Tickets are now available for Orlando Weeks at Rescue Rooms.
Tickets are now available for Orlando Weeks at Rescue Rooms.
Tour rescheduled – read statement:
Due to circumstances out of our control, the new music that we were hoping to share on the upcoming UK tour will be delayed, meaning we are rescheduling dates for March 2023 – all tickets remain valid.
Unfortunately Folly Group cannot make the rescheduled dates after Nottingham, however we are pleased to announce that the brilliant Art School Girlfriend will be taking their place, with Tony Njoku opening the show in London.
Orlando Weeks’ debut solo album ‘A Quickening’ catalogued the emotions and expectations that accompany imminent parenthood: anxieties and anticipation, hopes and fears, a monumentally personal yet also an undeniably universal experience. On reflection, however, its focus was on expectancy: the small wonders of new life were left largely unspoken. As Weeks’ new reality took shape, it would be natural – expected, even – for his follow up to document what came next.

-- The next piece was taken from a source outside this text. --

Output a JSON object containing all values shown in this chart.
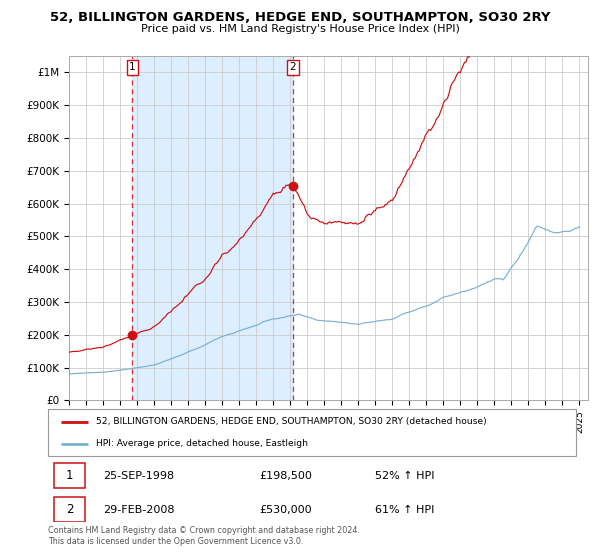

As the project took shape, Weeks’ creativity offered him a sense of self-preservation as the world became engulfed by the COVID pandemic; “It sounds trite saying it but writing the record, with that philosophy in mind, did become vaguely therapeutic. And if not therapeutic then it was a wonderful distraction. It was whatever the opposite of catharsis is. I wasn’t screaming to let everything out, I was just purposefully holding on to and cultivating moments that felt good.”
The result is his forthcoming album ‘Hop Up’, its title being a buoyant, idiophonic representation of the spirit that it contains. Weeks wrote the songs at home before spending two sessions, each spanning three weeks, with the producer, solo artist and Deek Recordings founder Bullion. He helped Weeks hone in on a specific, open-hearted approach to leftfield pop: very natural, warm instrumentation manipulated in imaginative ways.